L'Allemagne: Un conte d'hiver

Caput XII

Text by Heinrich Heine (1797-1856)
traduit en français par Joseph Massaad

deutsch - english

Avant-propos| Adieu | I | II | III | IV | V | VI | VII | VIII | IX| X | XI | XII | XIII | XIV | XV
XVI | XVII | XVIII | XIX | XX | XXI | XXII | XXIII | XXIV | XXV | XXVI | XXVII

La voiture clopine la nuit dans la forêt.
Une roue se détache et dégringole
Avec fracas. On s'arrête.
Ce n'est pas très drôle.

Le postillon descend et se dépêche
Vers le village, et je reste vers minuit
Tout seul dans la forêt.
Un hurlement, tout autour, retentit.

Ce sont les loups, ils hurlent sauvagement,
Avec une voix d'affamés;
Leurs yeux enflammés luisent
Comme des lumières dans l'obscurité.

Les bêtes eurent sûrement vent
De ma présence, et pour m'honorer,
Ils chantèrent en chœur
Et illuminèrent la forêt.

Je remarquai, à présent, que c'était
Une situation qu'il fallait fêter!
Je bombai immédiatement le torse
Et parlai avec des gestes affectés:

« Ô loups, mes chers frères, je suis heureux
De me retrouver parmi vous ce jour,
Où tant de nobles âmes,
M'accueillent avec des hurlements d'amour.
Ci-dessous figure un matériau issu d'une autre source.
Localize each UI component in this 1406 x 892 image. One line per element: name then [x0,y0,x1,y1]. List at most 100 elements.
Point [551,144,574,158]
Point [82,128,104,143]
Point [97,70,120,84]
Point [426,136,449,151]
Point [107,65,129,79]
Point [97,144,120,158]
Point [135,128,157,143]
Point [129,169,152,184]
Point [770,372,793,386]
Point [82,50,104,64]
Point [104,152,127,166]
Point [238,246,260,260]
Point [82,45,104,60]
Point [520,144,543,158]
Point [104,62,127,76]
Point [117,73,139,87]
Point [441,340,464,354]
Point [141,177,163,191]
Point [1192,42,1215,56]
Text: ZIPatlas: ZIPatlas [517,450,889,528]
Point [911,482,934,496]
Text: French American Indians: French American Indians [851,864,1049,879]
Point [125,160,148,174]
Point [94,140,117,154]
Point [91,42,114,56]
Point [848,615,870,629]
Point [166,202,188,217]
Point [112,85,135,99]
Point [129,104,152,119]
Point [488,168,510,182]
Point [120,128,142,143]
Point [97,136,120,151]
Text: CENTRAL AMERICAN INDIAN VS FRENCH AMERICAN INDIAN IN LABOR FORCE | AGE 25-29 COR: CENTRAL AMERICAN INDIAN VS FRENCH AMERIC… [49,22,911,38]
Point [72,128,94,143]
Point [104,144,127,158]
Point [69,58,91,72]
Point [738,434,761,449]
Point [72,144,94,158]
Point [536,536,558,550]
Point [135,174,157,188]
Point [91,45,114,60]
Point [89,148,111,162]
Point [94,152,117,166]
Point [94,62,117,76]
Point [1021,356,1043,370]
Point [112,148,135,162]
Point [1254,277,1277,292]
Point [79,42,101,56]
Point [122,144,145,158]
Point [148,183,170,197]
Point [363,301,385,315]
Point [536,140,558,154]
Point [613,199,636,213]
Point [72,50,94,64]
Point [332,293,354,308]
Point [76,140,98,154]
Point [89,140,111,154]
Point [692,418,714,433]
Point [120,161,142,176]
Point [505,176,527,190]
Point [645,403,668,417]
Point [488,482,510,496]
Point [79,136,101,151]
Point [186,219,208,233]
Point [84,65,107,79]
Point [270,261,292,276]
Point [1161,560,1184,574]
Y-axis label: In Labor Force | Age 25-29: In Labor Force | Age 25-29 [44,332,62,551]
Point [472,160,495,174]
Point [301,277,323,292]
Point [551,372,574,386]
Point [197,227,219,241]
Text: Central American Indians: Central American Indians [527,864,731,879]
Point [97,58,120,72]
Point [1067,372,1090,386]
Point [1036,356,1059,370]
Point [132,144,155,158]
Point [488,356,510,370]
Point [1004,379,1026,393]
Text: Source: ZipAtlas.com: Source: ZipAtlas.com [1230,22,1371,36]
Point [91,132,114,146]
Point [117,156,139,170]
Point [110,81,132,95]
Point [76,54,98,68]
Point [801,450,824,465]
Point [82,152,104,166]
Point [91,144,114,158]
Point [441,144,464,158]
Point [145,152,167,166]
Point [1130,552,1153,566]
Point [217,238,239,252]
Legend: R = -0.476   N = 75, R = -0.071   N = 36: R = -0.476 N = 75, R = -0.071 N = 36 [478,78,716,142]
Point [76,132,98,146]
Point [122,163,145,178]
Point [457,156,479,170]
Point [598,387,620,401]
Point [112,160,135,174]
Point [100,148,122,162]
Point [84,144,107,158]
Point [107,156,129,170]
Ce que je ressens en ce moment
Est incommensurable.
Ah! Ce beau moment me restera
Éternellement inoubliable.

Je vous remercie pour la confiance,
Avec laquelle vous m'honorez,
Et que vous maintenez dans chaque épreuve,
Avec des démonstrations de sincérité.

Mes chers frères loups! Ne doutez jamais de moi.
Ne vous laissez pas berner par des coquins
Qui pourraient vous avoir dit,
Que j'ai pris le parti des chiens,

Que je suis un révolté et que les agneaux
M'auront, sous peu, comme conseiller.
Contredire une chose pareille,
Serait en dessous de ma dignité.

Et si, pour me réchauffer,
Je porte parfois une toison,
Croyez-moi, cela ne m'a jamais poussé
À m'exalter pour les moutons.

Je ne suis ni mouton ni chien,
Ni conseiller, ni aiglefin; j'avoue
Que je suis resté loup: mon cœur,
Et même mes dents, sont loups.

Je suis un loup, et avec les loups,
Je vais toujours hurler de vive voix.
Oui, comptez sur moi et aidez-vous,
Ensuite, Dieu aussi vous aidera. »

Ce fut le discours que je tint,
Sans l'avoir, au préalable, préparé;
Et c'est dans le « Journal Général »
Que Kolb l'imprima, après l'avoir tronqué.